How to Do Nurse Recognition – During Nurses Week and Beyond

How to Do Nurse Recognition – During Nurses Week and Beyond

I started my career as a nurse 35 years ago. Thirteen of those years I spent up in the air as a flight nurse, responding via helicopter to the most urgent calls. We responded to accidents, shootings, strokes, heart attacks, you name it.

Because we were outside the four walls of our hospital the majority of the time, hospital leaders didn’t have the same on-the-ground visibility into the work that we were doing. And while I’ve never known a nurse who got into the field for the recognition that comes along with the work, the fact that the work we were doing to save lives happened outside the hospital meant that when we pulled off something incredible, we were the only witnesses to it.

Then, one night, around 10 p.m., we responded to a terrible multi-vehicle wreck on a major highway. Traffic was backed up for miles on both sides while we came in and did our job – triaging patients in the dark to find the one in most emergent need (others went by ground), stabilizing him as quickly as possible with intubation, IVs, and packaging for transport before loading the patient hot (helicopter never shut down – blades still turning) into the helicopter, and transporting him to the hospital. There was nothing particularly strange about the accident itself, but as it turns out, the CEO of my hospital just happened to be caught up in that traffic, and he had a front-row seat to watch us do our job.

The next day, the CEO and my director came down to where we were and asked to see us. After seeing what we did in person, he wanted to come and personally thank us for the ‘effortless, yet life-saving’ work that he had witnessed. And now, decades later, that gesture still sticks with me. Just a simple act of recognition, especially coming from the leaders at the head of a hospital, can make a world of difference for an exhausted nurse.

And when we’re talking about our country’s nurses this year, “exhausted” is an understatement.

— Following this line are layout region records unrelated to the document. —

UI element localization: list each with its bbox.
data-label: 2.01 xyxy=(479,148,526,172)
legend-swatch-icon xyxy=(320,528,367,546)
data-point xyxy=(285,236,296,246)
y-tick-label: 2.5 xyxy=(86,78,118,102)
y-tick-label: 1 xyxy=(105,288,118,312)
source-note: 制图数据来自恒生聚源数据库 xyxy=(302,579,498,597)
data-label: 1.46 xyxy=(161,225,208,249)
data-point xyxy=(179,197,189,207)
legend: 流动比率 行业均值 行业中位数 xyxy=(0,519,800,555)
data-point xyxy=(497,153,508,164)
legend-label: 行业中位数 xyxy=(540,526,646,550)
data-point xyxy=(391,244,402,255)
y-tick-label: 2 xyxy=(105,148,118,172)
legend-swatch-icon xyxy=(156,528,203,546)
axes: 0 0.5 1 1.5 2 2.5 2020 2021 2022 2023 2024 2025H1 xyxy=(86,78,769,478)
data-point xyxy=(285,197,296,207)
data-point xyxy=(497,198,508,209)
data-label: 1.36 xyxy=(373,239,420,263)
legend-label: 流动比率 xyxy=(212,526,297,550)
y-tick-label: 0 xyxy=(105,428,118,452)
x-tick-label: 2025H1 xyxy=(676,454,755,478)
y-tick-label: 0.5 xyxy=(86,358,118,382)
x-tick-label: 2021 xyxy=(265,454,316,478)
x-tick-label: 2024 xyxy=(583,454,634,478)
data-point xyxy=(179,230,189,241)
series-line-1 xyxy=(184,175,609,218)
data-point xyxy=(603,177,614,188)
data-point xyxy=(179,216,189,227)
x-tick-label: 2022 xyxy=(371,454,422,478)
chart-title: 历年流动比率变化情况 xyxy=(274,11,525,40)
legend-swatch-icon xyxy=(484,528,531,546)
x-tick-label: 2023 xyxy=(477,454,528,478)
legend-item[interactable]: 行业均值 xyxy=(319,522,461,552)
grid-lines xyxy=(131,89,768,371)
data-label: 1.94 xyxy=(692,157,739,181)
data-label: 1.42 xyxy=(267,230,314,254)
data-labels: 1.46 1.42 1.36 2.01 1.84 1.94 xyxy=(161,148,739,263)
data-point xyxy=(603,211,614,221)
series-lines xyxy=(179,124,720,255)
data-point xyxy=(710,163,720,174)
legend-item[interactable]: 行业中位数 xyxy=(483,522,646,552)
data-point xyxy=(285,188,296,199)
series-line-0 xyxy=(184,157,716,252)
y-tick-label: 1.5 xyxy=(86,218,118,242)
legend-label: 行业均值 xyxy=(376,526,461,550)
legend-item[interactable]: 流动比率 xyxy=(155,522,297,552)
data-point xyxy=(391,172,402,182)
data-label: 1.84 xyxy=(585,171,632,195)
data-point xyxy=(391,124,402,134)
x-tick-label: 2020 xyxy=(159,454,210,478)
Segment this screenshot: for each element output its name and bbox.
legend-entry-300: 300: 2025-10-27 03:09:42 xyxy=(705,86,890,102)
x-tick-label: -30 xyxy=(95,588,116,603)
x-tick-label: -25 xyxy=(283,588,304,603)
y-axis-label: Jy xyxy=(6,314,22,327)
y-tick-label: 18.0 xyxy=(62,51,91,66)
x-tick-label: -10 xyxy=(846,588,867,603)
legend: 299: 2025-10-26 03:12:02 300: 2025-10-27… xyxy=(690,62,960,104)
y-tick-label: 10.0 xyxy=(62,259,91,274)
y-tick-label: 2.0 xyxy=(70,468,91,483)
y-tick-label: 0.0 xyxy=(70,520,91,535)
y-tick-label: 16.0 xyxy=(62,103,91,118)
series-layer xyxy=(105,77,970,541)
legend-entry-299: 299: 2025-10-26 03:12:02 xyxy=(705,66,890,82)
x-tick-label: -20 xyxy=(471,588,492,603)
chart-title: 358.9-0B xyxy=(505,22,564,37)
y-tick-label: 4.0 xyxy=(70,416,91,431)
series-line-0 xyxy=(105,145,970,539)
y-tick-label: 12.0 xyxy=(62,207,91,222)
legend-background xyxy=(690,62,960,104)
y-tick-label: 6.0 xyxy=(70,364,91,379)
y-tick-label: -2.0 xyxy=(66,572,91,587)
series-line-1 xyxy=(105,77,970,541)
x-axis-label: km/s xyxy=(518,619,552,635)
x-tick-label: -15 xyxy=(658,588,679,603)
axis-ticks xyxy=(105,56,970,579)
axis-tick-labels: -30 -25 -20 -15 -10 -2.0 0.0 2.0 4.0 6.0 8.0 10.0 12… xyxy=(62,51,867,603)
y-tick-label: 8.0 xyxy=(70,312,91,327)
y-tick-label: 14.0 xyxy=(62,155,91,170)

As we mark Nurses Week amid the hopeful winding down of the worst international health crisis in memory, nurse and frontline staff recognition should be at the top of mind of every healthcare executive – not only because it’s the right thing to do, but because happy and engaged nurses reduce turnover and provide objectively better care.

So what can hospital leaders do about it? There are a few key tactics that are important not only during Nurses Week, but year-round:

  • Give time – and space – for self care. Nurses are often the last to take time to care for themselves. Reinforce that from the top to the bottom of your organization, staff members should take the time and resources they need to take care of their physical and mental needs. Allow them to take their well-deserved paid time off so they can recharge, and create an environment in which asking for help and asking for resources is not seen as a sign of weakness, but rather one of strength.
  • Give nurses the opportunity to lift each other up. By giving your nursing staff the ability to nominate each other for recognition – either for going above and beyond, for stepping in and helping whenever needed, or simply for being a positive presence in the unit – you foster a culture that celebrates achievement. Integrate the nomination process directly into ongoing staff rounding processes, making nominations quick and easy. And don’t forget how much recognition and encouragement from the ‘C Suite’ means to the staff.
  • Amplify good patient stories. When you receive positive feedback from a patient about the treatment they received from a member of your nursing staff, share it publicly with your entire staff. Talk about the interventions used, and how caregivers interacted with patients in a positive manner. This too can be integrated directly into patient rounding processes – build opportunities for recognition directly into rounding scripts.

Of course, Nurses Week this year will be marked by special events, meals, public displays of appreciation, nursing excellence awards, and more. But nurse recognition needs to be about so much more than a moment in time – it needs to go beyond a simple “thanks” or “good job.” When recognition is adopted as a cultural value, and when it’s codified into policies and processes, it becomes self-perpetuating and infectious, in the best sense of the word.